Предложение, кстати, в стиле традиции. Город уже знал случай, когда перепосвящение памятника в значительной степени повлияло на его судьбу. На постаменте знаменитого монумента, украшавшего площадь Восстания, решением Петросовета вместо «ДЕРЖАВНОМУ ОСНОВАТЕЛЮ ВЕЛИКОГО СИБИРСКОГО ПУТИ» были высечены глумливые стихи Демьяна Бедного: «Мой сын и мой отец при жизни казнены…» ну и так далее; сочинено это как бы от лица непосредственно увековеченного, что и удостоверяла подпись: «Предпоследний самодержец российский
От осколков снарядов
Московские триумфальные ворота, фактически уже не существующие как единое целое, все же каким-то невероятным образом участвовали в обороне города. Не в образе призрака-стража, не силой духоподъемной идеи, не яркостью символа, а вполне натурально, в буквальном смысле — физически.
Хотя в этом физическом самопредъявлении, самоучастии уже, по сути, убитого памятника есть, конечно, своя символика.
Тут дело такое: части колонн пошли на сооружение баррикад.
Ближайший на южных подступах к центру города дот был построен у бывшей Чесменской богадельни, рядом с Международным проспектом. В случае уличных боев в радиусе Московской заставы немцев ждали баррикады с противотанковыми заграждениями. Фустовые блоки, или, иначе сказать, фрагменты колонн, тоже пошли в дело.
Ошибочно думать, что эти укрепления никому не понадобились.
На Цветочной улице, недалеко от исторического места Московских ворот, была обувная фабрика «Пролетарский рабочий» (кроме солдатских сапог, на обувных предприятиях блокадного города производили, к примеру, еще и пулеметные ленты). Работниц отправляли на ночное патрулирование ближайших улиц. Одна из них вспоминала: когда начинался обстрел, сразу бежали к чугунным блокам колонн — в них укрывались от осколков снарядов.
Если посмотреть на довоенные фотографии этих массивных колец, превышающих в диаметре рост человека, покажется, что цилиндры, лежащие на боку, слишком просторны, слишком открыты, чтобы надежно защищать от артиллерийского обстрела. Но ведь не убежища от осколков снарядов проектировал Стасов. Он и помыслить не мог ни о чем подобном.
Превратности топонимики
Сегодня ворота и проспект, ими делимый практически пополам, — в некотором смысле тезки. Московские ворота при всех манипуляциях над ними никогда не переименовались. Так же, как и Москва, — в отличие от Петербурга. А вот Московский проспект сменил немало имен. Он был Царскосельским, когда Московские ворота появились в его торце.
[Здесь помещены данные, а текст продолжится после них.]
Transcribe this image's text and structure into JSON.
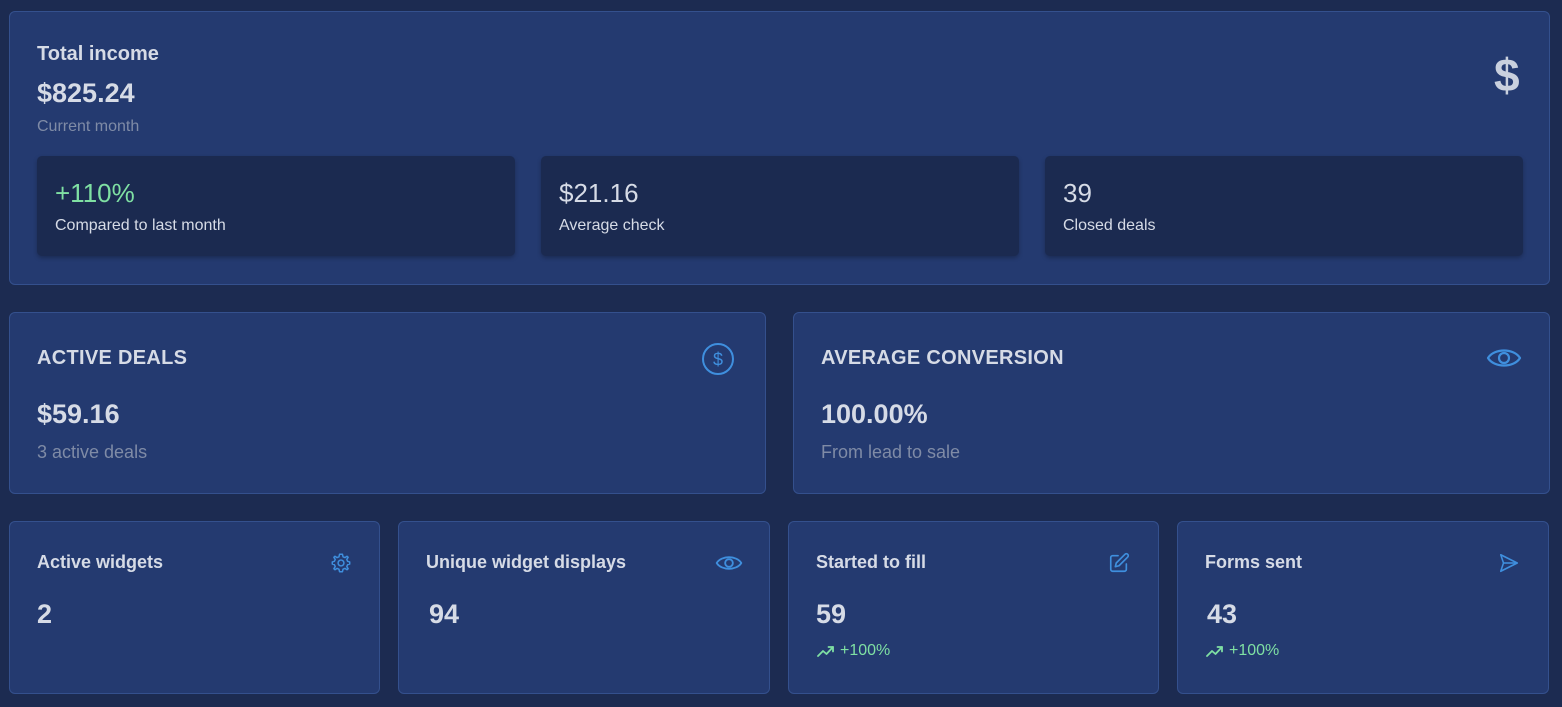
{
  "colors": {
    "background": "#1c2b51",
    "card": "#243a70",
    "inner_card": "#1b2a50",
    "accent_blue": "#3f8fde",
    "positive_green": "#7fe0a3",
    "muted_text": "#7f8ba6",
    "primary_text": "#d6dbe6"
  },
  "income": {
    "title": "Total income",
    "amount": "$825.24",
    "period": "Current month",
    "icon": "dollar-icon",
    "stats": [
      {
        "value": "+110%",
        "label": "Compared to last month",
        "positive": true
      },
      {
        "value": "$21.16",
        "label": "Average check"
      },
      {
        "value": "39",
        "label": "Closed deals"
      }
    ]
  },
  "active_deals": {
    "title": "ACTIVE DEALS",
    "amount": "$59.16",
    "subtitle": "3 active deals",
    "icon": "dollar-circle-icon"
  },
  "average_conversion": {
    "title": "AVERAGE CONVERSION",
    "value": "100.00%",
    "subtitle": "From lead to sale",
    "icon": "eye-icon"
  },
  "widgets": [
    {
      "title": "Active widgets",
      "value": "2",
      "icon": "gear-icon"
    },
    {
      "title": "Unique widget displays",
      "value": "94",
      "icon": "eye-icon"
    },
    {
      "title": "Started to fill",
      "value": "59",
      "icon": "edit-icon",
      "trend": "+100%"
    },
    {
      "title": "Forms sent",
      "value": "43",
      "icon": "send-icon",
      "trend": "+100%"
    }
  ]
}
А когда сквозь них в сентябре 1878 года, встречаемые ликующим народом, возвращались с победой гвардейские полки, он уже стал Забалканским, и так его все называли, хотя именной указ «о наименовании» не был подписан еще, но все равно — с двухмесячным опозданием — «в память достославного перехода в прошлом году, в суровое зимнее время, через Балканский хребет» высочайше удовлетворено Городской Думы ходатайство: наречен проспект Забалканским. После революции Забалканский проспект стал Международным проспектом и, будучи таковым, утратил Московские ворота. После войны, а точнее — после «ленинградского дела», он стал проспектом имени Сталина и, будучи таковым, вслед за обретением памятника Сталину на Средней Рогатке готовился вновь обрести на прежнем месте Московские ворота, чья судьба, кажется, решалась властными постановлениями в самом благоприятном для них ключе. Но физически Московские ворота вернулись на проспект, когда он уже стал Московским проспектом. Во второй половине шестидесятых площадь, на которой они стояли, стала тоже Московской. Три года Московские ворота стояли не только на Московском проспекте, но и на Московской площади, а потом площадь получила название Московские Ворота, став абсолютной тезкой Московских ворот. Так что теперь в Петербурге Московские ворота — это и ворота, и площадь. И даже станция метро (но только в кавычках: «Московские ворота»).